Изменить размер шрифта - +
Где он шляется, чем занят – все это мало занимает прораба.

Появился сожитель в менее сумрачном состоянии. Присел на свою койку, достал из чемодана армейскую флягу, налил что то в стаканчик. Судя по запаху – водку. Нечто подобное улыбки промелькнуло на давно небритом лице. Чокнулся с… фотографией, выпил.

По комнате расплылся водочный «аромат».

Машкин поморщился. Не от алкогольного запаха – от обиды. Ни здравствуй, ни досвиданья, не предложил составить компанию, не извинился за вторжение. Разве так поступают культурные люди, разве так ведут себя настоящие интеллигенты?

Обычный мужлан! Неизвестно, сколько времени придется жить с ним в одной комнате… Демонстративно перебраться в прорабку? Не ругаясь, не выражая недовольства, собрать постель и перенести в другую комнату… Нет, так он не поступит – опасно. Вдруг чертов молчун возьмет да пожалуется хозяину? Не зря ведь перешептываются в банке: хозяйский наушник, стукач, подленький человечишка.

Перспектива оказаться без работы – вечно висящая над головой тяжелая «болванка». Федору Ивановичу казалось – любое недовольство его поведением, возникшее у банкира, непременно ввергнет бесправного прораба в прежнее нищенское существование.

И Машкин остался на своем месте.
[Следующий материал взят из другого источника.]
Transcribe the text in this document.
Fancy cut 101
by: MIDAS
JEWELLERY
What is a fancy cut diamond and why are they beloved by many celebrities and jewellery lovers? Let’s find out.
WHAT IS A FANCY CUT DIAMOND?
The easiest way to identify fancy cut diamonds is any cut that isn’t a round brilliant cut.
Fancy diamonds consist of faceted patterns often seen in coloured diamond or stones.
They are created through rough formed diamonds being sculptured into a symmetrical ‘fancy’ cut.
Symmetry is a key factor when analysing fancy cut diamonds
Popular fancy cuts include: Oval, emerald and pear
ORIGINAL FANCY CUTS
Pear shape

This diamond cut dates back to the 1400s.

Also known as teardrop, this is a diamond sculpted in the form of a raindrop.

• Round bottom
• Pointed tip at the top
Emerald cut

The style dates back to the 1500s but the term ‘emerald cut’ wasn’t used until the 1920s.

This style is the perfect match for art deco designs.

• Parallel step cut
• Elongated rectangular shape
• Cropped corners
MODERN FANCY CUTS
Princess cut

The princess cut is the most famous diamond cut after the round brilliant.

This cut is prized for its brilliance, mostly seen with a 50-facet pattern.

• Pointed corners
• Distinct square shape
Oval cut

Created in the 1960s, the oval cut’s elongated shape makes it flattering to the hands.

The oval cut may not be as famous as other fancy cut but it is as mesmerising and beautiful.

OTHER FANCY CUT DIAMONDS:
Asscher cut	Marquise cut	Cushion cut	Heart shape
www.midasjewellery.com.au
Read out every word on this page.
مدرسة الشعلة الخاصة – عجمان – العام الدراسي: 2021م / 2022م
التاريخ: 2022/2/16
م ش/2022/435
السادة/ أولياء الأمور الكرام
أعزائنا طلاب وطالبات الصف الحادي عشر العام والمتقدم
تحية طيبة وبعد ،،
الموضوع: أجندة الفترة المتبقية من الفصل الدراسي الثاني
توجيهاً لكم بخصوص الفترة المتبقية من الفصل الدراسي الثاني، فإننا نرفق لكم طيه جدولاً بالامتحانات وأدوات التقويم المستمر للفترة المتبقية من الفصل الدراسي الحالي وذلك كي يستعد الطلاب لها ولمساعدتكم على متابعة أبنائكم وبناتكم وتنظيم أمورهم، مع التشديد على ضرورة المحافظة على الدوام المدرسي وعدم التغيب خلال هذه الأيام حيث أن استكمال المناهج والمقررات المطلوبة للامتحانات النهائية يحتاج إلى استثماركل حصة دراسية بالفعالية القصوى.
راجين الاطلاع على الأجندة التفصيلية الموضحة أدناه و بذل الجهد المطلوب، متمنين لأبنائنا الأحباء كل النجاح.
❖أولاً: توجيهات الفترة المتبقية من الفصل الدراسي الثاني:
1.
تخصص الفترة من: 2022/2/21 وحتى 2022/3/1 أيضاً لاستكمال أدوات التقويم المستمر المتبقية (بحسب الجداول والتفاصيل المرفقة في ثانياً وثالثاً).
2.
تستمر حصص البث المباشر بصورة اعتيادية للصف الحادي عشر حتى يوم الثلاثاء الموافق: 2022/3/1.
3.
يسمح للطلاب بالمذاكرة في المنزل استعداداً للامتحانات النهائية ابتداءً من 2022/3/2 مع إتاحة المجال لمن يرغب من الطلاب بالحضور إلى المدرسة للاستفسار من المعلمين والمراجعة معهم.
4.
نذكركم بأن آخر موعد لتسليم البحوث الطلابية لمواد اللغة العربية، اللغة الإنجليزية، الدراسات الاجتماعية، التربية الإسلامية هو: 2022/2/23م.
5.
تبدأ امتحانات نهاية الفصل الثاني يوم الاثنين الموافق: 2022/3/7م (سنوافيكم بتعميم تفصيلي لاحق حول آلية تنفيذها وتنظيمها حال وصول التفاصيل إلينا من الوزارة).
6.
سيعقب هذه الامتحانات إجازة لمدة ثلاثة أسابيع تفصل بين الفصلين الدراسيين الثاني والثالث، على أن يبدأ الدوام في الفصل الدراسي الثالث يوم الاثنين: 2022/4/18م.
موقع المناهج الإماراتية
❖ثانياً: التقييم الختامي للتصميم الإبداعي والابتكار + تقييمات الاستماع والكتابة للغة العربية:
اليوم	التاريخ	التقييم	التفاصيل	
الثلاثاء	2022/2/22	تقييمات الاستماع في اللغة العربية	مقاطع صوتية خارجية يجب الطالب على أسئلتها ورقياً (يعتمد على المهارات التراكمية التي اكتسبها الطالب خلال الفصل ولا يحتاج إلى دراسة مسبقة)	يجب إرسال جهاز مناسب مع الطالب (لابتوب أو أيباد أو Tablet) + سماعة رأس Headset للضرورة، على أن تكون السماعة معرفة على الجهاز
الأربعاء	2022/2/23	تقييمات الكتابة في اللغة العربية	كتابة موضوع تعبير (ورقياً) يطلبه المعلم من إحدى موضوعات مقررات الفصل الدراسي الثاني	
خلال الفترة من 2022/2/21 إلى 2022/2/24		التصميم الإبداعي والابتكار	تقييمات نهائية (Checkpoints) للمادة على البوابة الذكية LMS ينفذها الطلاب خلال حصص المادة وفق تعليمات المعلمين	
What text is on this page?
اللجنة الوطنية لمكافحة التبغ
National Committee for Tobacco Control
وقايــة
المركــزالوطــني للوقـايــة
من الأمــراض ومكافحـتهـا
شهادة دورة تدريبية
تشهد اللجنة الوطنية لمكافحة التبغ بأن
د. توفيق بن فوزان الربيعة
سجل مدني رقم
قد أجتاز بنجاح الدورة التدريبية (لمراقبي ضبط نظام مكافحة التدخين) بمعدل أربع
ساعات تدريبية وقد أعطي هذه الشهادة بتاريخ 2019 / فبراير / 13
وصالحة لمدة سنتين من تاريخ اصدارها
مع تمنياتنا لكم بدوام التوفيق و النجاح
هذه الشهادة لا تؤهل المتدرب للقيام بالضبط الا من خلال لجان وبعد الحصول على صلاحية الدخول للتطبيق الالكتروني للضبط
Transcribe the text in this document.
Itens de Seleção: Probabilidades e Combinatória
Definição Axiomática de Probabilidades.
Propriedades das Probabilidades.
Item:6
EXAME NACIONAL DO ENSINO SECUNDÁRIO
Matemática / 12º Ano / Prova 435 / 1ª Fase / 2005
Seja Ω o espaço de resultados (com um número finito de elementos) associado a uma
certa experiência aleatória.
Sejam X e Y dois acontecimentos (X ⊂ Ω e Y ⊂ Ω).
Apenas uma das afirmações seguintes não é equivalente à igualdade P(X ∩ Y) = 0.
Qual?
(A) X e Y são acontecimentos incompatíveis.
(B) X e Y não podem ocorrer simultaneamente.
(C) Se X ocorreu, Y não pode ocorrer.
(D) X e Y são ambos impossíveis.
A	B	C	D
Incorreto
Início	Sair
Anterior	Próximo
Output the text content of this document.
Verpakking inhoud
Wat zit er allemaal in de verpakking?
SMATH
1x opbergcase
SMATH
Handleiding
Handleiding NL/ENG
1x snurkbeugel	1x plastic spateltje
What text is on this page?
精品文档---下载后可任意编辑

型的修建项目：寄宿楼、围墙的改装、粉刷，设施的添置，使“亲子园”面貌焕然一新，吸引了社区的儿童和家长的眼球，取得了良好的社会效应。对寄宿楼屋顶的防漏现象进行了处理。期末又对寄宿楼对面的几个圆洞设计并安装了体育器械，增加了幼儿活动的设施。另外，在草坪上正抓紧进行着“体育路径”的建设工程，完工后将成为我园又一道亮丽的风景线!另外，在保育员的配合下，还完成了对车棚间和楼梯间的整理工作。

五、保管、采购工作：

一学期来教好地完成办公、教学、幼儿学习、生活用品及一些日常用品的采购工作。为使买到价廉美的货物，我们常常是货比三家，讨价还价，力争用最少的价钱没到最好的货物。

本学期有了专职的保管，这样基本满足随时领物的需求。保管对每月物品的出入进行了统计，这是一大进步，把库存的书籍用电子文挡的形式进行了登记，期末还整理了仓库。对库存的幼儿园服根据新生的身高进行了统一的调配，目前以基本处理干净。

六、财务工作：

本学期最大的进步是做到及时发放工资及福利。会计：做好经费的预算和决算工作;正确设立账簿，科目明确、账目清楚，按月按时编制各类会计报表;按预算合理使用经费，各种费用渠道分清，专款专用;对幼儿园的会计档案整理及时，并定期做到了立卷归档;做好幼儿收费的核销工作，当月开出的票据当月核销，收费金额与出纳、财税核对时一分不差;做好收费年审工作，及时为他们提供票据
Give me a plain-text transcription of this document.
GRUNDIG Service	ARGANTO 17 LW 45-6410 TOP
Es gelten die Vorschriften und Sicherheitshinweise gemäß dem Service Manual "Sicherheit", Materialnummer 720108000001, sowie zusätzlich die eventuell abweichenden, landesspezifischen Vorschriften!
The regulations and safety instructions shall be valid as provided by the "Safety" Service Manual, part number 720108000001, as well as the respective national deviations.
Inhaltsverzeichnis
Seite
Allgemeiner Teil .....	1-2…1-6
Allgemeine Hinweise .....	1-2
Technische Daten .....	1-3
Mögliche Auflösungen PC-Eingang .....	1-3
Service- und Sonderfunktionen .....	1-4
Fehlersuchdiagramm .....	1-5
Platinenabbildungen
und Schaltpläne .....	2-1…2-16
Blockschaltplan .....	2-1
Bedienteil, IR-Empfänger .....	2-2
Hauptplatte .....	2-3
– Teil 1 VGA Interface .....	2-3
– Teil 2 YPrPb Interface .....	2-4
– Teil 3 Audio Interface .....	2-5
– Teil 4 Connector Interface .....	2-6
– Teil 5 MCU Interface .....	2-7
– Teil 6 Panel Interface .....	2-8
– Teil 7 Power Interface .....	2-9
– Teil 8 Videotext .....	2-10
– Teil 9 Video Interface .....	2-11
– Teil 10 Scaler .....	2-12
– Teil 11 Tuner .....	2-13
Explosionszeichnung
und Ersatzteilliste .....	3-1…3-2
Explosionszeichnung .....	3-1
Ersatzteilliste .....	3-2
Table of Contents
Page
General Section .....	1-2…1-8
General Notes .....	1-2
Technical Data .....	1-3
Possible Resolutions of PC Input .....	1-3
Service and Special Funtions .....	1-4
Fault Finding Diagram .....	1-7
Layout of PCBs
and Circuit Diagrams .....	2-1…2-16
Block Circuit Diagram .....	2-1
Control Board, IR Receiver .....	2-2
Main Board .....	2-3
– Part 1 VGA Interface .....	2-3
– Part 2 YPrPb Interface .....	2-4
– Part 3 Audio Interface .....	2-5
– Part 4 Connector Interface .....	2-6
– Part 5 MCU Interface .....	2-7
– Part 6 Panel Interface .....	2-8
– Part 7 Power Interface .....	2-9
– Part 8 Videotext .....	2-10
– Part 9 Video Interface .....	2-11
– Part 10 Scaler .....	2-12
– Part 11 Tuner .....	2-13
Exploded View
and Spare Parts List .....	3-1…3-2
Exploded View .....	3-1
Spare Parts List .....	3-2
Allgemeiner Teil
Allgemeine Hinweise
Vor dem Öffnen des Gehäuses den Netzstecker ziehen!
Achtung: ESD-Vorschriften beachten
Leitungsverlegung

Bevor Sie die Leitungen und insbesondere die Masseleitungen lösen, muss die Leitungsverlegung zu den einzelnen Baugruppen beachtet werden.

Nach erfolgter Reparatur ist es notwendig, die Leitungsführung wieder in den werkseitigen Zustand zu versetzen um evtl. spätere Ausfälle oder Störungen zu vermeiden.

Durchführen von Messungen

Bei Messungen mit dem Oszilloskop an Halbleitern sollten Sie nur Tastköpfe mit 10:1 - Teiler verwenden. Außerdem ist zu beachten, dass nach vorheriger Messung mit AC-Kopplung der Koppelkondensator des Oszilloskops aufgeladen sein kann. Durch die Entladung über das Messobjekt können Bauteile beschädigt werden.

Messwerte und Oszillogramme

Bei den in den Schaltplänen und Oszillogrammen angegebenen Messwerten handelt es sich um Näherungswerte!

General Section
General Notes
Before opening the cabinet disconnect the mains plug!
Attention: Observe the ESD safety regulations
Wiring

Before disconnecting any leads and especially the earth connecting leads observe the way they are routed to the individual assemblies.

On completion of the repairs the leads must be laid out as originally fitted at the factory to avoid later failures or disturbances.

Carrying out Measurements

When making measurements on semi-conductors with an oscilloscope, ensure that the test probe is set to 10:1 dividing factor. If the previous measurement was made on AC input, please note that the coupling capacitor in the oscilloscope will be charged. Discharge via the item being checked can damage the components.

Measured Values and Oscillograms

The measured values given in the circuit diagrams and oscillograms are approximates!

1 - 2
Не спал до утра, размышляя о сгустившейся атмосфере вокруг Басова и слушая невероятной силы храп соседа. Даже спит не по людски: всхрапнет, будто встревоженный жеребец, подскочит на раскладушке, сонными глазами обведет комнату и снова засыпает. До очередного всхрапывания.

Весь следующий день Сурок просидел на скамейке, поставленной охранниками рядом с вагончиком. Что то жевал, чем то запивал и не сводил настороженного взгляда с в"ездных ворот. На обед сварил на машкинской электроплитке суп из пакетика, поел и снова занял «наблюдательный пункт».

Часа в четыре дня все же дождался – возле ворот остановились четыре ЗИЛа, груженные конструкциями кабельных колодцев, асбоцементными трубами, катушками кабеля.

Старцев уселся в кабину первой машины и уехал.

Целую неделю активно работал: уезжал в шесть утра, возвращался заполночь. Перед сном неизменно чокался полным стаканчиком с фотографией.

Во время отсутствия Сурка Машкин полюбопытствовал – достал из тумбочки спрятанную туда фотографию. Не просто спрятанную – завернутую в чистый лист бумаги. На фото изображена девушка красавица. Изящная, с тонкими чертами лица, широко раскрытыми голубыми глазами, она будто излучала ласку и нежность.

Неужели – жена или любовница этого чурки с дырками вместо глаз, удивился Машкин, возвращая фотографию на прежнее место. Скорей всего, сбежала от Сурка, не выдержала его скверного характера. Да и какая женщина согласится жить с таким мужиком? Вот он и переживает, жрет водку, чокаясь с изображением потерянной навсегда красавицы

Невольно вспомнилась инженеру жена, Танюшка. Не сегодняшняя – сварливая женщина, вечно чем то недовольная, с расплывшейся фигурой и постаревшим преждевременно лицом – молодая, веселая, общительная студентка параллельного курса. Влюбленный Машкин ходил за ней, будто привязала его невидимая нить, которую не распутать, не разорвать.

Сколько парней ухаживало за обаятельной девушкой – симпатичных здоровяков, грамотных, веселых. А она неожиданно для всех вышла замуж за Машкина, который не был ни красавцем, ни общительным – всегда чего то боялся, прятался, будто улитка, в свою скорлупу от возможных, как правило, им же придуманных, опасностей.

Тогда Федор думал: поймал за хвост счастливую судьбу, впереди – сплошная голубизна. Поначалу так и было, но минуло несколько лет после свадьбы, голубизна начала темнеть, по ней поплыли черные тучи размолвок, грянули грозы скандалов.

Короче, жизнь, как жизнь, всем она подставляет ножку, на всех опрокидывает дурно пахнущие «отходы».